The city wants to change the way it does business at its solid waste transfer station, a top official says.
City Manager Timothy Dodge said last week that the city is reviewing the charges at the station to come up with a way to deter people from dumping their garbage illegally.
For instance, he said the city may allow solid waste customers to throw any additional trash — such as items that don’t fit in rollout containers — for free at the station. They would have to show proof that they are city customers.
If somebody came to the transfer station as a building contractor, that person would have to open an account with the city, Dodge said.
“We’re trying to make the transfer station more inviting for the community. The way the rates are structured are a deterrent as far as I’m concerned,” he said. “We have to clean up those illegal dumps.”

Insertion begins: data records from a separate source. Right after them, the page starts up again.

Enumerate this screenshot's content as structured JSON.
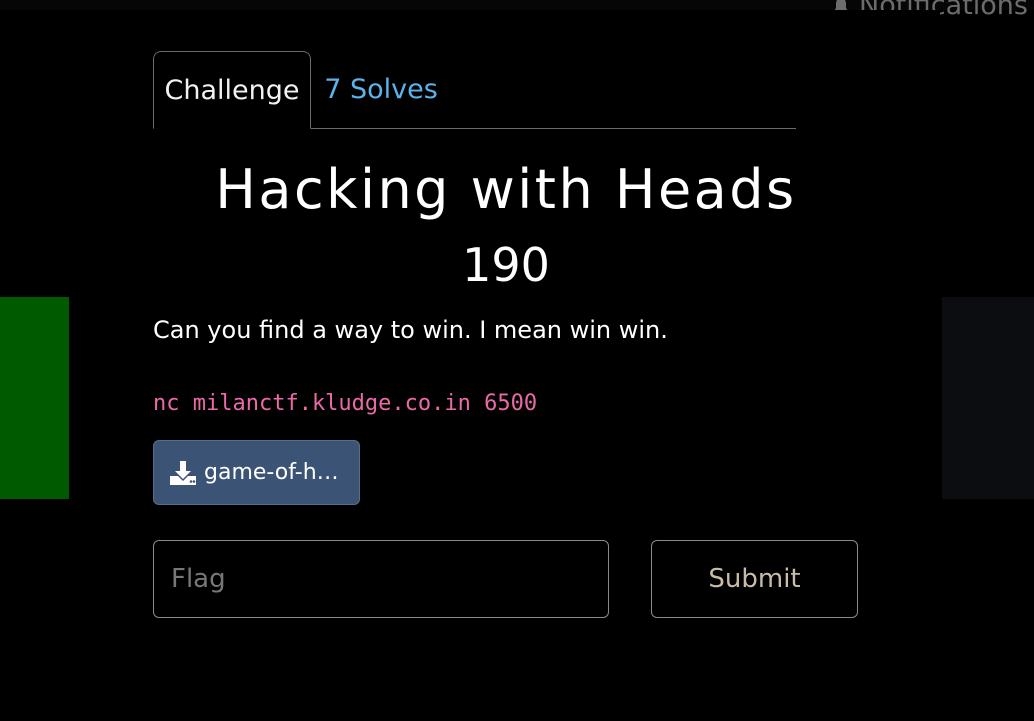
{
  "header": {
    "notifications_label": "Notifications"
  },
  "tabs": [
    {
      "label": "Challenge",
      "active": true
    },
    {
      "label": "7 Solves",
      "active": false
    }
  ],
  "challenge": {
    "title": "Hacking with Heads",
    "points": "190",
    "description": "Can you find a way to win. I mean win win.",
    "connection": "nc milanctf.kludge.co.in 6500",
    "file_label": "game-of-h…"
  },
  "form": {
    "flag_placeholder": "Flag",
    "submit_label": "Submit"
  },
  "colors": {
    "link": "#5bb3ea",
    "code": "#e96aa6",
    "file_button": "#3b5374",
    "submit_text": "#c7bca6"
  },
  "icons": {
    "notifications": "bell-icon",
    "file": "download-icon"
  }
}
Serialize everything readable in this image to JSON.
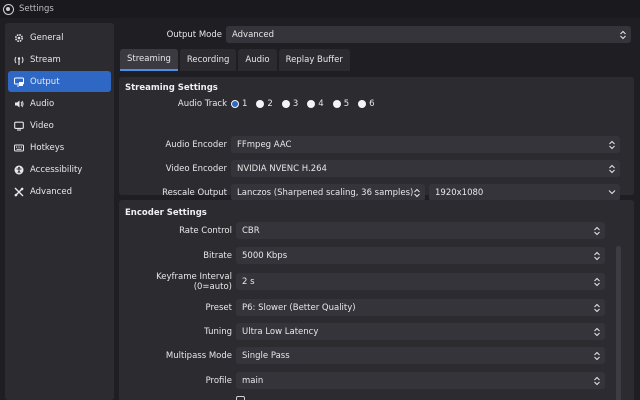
{
  "window": {
    "title": "Settings"
  },
  "sidebar": {
    "items": [
      {
        "label": "General",
        "icon": "gear-icon"
      },
      {
        "label": "Stream",
        "icon": "antenna-icon"
      },
      {
        "label": "Output",
        "icon": "monitor-output-icon",
        "active": true
      },
      {
        "label": "Audio",
        "icon": "speaker-icon"
      },
      {
        "label": "Video",
        "icon": "display-icon"
      },
      {
        "label": "Hotkeys",
        "icon": "keyboard-icon"
      },
      {
        "label": "Accessibility",
        "icon": "accessibility-icon"
      },
      {
        "label": "Advanced",
        "icon": "tools-icon"
      }
    ]
  },
  "output_mode": {
    "label": "Output Mode",
    "value": "Advanced"
  },
  "tabs": [
    {
      "label": "Streaming",
      "active": true
    },
    {
      "label": "Recording"
    },
    {
      "label": "Audio"
    },
    {
      "label": "Replay Buffer"
    }
  ],
  "streaming_settings": {
    "title": "Streaming Settings",
    "audio_track": {
      "label": "Audio Track",
      "options": [
        "1",
        "2",
        "3",
        "4",
        "5",
        "6"
      ],
      "selected": "1"
    },
    "audio_encoder": {
      "label": "Audio Encoder",
      "value": "FFmpeg AAC"
    },
    "video_encoder": {
      "label": "Video Encoder",
      "value": "NVIDIA NVENC H.264"
    },
    "rescale_output": {
      "label": "Rescale Output",
      "value": "Lanczos (Sharpened scaling, 36 samples)",
      "resolution": "1920x1080"
    }
  },
  "encoder_settings": {
    "title": "Encoder Settings",
    "rate_control": {
      "label": "Rate Control",
      "value": "CBR"
    },
    "bitrate": {
      "label": "Bitrate",
      "value": "5000 Kbps"
    },
    "keyframe_interval": {
      "label": "Keyframe Interval (0=auto)",
      "value": "2 s"
    },
    "preset": {
      "label": "Preset",
      "value": "P6: Slower (Better Quality)"
    },
    "tuning": {
      "label": "Tuning",
      "value": "Ultra Low Latency"
    },
    "multipass_mode": {
      "label": "Multipass Mode",
      "value": "Single Pass"
    },
    "profile": {
      "label": "Profile",
      "value": "main"
    }
  },
  "colors": {
    "accent": "#2f68c4",
    "background": "#1f1f23",
    "panel": "#2b2b30",
    "field": "#34343a"
  }
}
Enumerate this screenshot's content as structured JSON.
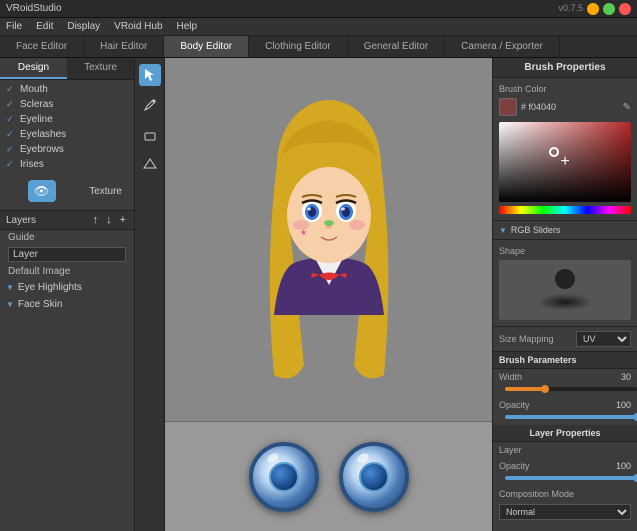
{
  "app": {
    "title": "VRoidStudio",
    "version": "v0.7.5"
  },
  "menu": {
    "items": [
      "File",
      "Edit",
      "Display",
      "VRoid Hub",
      "Help"
    ]
  },
  "tabs": [
    {
      "label": "Face Editor",
      "active": false
    },
    {
      "label": "Hair Editor",
      "active": false
    },
    {
      "label": "Body Editor",
      "active": true
    },
    {
      "label": "Clothing Editor",
      "active": false
    },
    {
      "label": "General Editor",
      "active": false
    },
    {
      "label": "Camera / Exporter",
      "active": false
    }
  ],
  "left_panel": {
    "design_tab": "Design",
    "texture_tab": "Texture",
    "layer_items": [
      {
        "label": "Mouth",
        "checked": true
      },
      {
        "label": "Scleras",
        "checked": true
      },
      {
        "label": "Eyeline",
        "checked": true
      },
      {
        "label": "Eyelashes",
        "checked": true
      },
      {
        "label": "Eyebrows",
        "checked": true
      },
      {
        "label": "Irises",
        "checked": true
      }
    ],
    "texture_label": "Texture",
    "layers_title": "Layers",
    "up_arrow": "↑",
    "down_arrow": "↓",
    "add_btn": "+",
    "layer_sub": {
      "guide": "Guide",
      "layer": "Layer",
      "default_image": "Default Image"
    },
    "expand_items": [
      {
        "label": "Eye Highlights"
      },
      {
        "label": "Face Skin"
      }
    ]
  },
  "tools": {
    "select": "↖",
    "pen": "✏",
    "eraser": "◻",
    "fill": "◇"
  },
  "canvas": {
    "texture_placeholder": ""
  },
  "brush_properties": {
    "panel_title": "Brush Properties",
    "brush_color_label": "Brush Color",
    "color_hex": "# f04040",
    "rgb_sliders": "RGB Sliders",
    "shape_label": "Shape",
    "size_mapping_label": "Size Mapping",
    "size_mapping_value": "UV",
    "brush_params_label": "Brush Parameters",
    "width_label": "Width",
    "width_value": "30",
    "opacity_label": "Opacity",
    "opacity_value": "100",
    "layer_props_label": "Layer Properties",
    "layer_label": "Layer",
    "layer_opacity_label": "Opacity",
    "layer_opacity_value": "100",
    "comp_mode_label": "Composition Mode",
    "comp_mode_value": "Normal"
  }
}
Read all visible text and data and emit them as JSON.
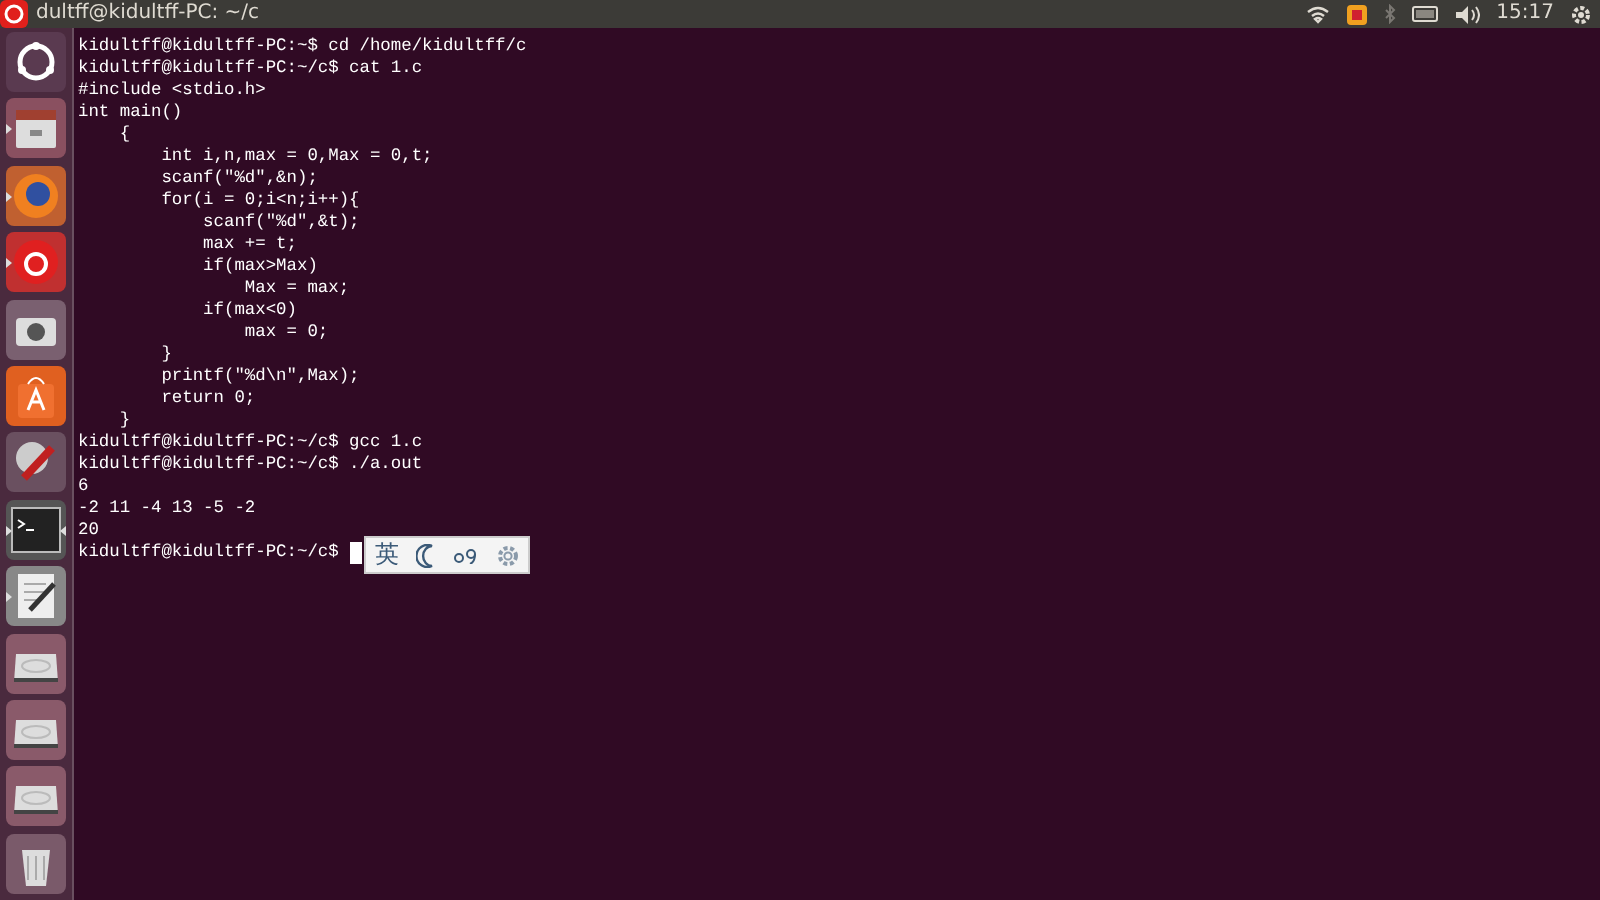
{
  "top_bar": {
    "title": "dultff@kidultff-PC: ~/c",
    "clock": "15:17"
  },
  "launcher": [
    {
      "kind": "dash",
      "running": false,
      "focused": false
    },
    {
      "kind": "files",
      "running": true,
      "focused": false
    },
    {
      "kind": "firefox",
      "running": true,
      "focused": false
    },
    {
      "kind": "music",
      "running": true,
      "focused": false
    },
    {
      "kind": "camera",
      "running": false,
      "focused": false
    },
    {
      "kind": "store",
      "running": false,
      "focused": false
    },
    {
      "kind": "settings",
      "running": false,
      "focused": false
    },
    {
      "kind": "terminal",
      "running": true,
      "focused": true
    },
    {
      "kind": "editor",
      "running": true,
      "focused": false
    },
    {
      "kind": "drive",
      "running": false,
      "focused": false
    },
    {
      "kind": "drive",
      "running": false,
      "focused": false
    },
    {
      "kind": "drive",
      "running": false,
      "focused": false
    },
    {
      "kind": "trash",
      "running": false,
      "focused": false
    }
  ],
  "terminal": {
    "lines": [
      "kidultff@kidultff-PC:~$ cd /home/kidultff/c",
      "kidultff@kidultff-PC:~/c$ cat 1.c",
      "#include <stdio.h>",
      "int main()",
      "    {",
      "        int i,n,max = 0,Max = 0,t;",
      "        scanf(\"%d\",&n);",
      "        for(i = 0;i<n;i++){",
      "            scanf(\"%d\",&t);",
      "            max += t;",
      "            if(max>Max)",
      "                Max = max;",
      "            if(max<0)",
      "                max = 0;",
      "        }",
      "        printf(\"%d\\n\",Max);",
      "        return 0;",
      "    }",
      "kidultff@kidultff-PC:~/c$ gcc 1.c",
      "kidultff@kidultff-PC:~/c$ ./a.out",
      "6",
      "-2 11 -4 13 -5 -2",
      "20",
      "kidultff@kidultff-PC:~/c$ "
    ]
  },
  "ime_bar": {
    "mode": "英"
  }
}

In another development, the city’s contract with A/C Recycling is ending Saturday. That’s because it was no longer cost-effective for a private sector business to handle such a service, officials said.
“The cost of recycling has gone through the roof,” said Alvin Jiron, the city’s solid waste director.
The city entered the contract with A/C Recycling a couple of years ago. It is owned by the director’s wife, Charlene Jiron. As such, the contract has been overseen by the city manager, not the director, to avoid a conflict of interest.
“In my discussions with her, she expressed that she wasn’t looking at extending the contract. I wasn’t looking to extend it either. We’re looking at doing the recycling in-house as a service to the community,” Dodge said. “It’ll be a break-even operation doing it in-house.”
The transfer station accepts a number of recyclables, including cardboard, newspaper, magazines, plastic, aluminum, carpet padding and appliances. It doesn’t accept glass, but the city is looking for a company that will accept glass, Jiron said.
Also, the station won’t take refrigerators, unless it has certification that Freon has been removed.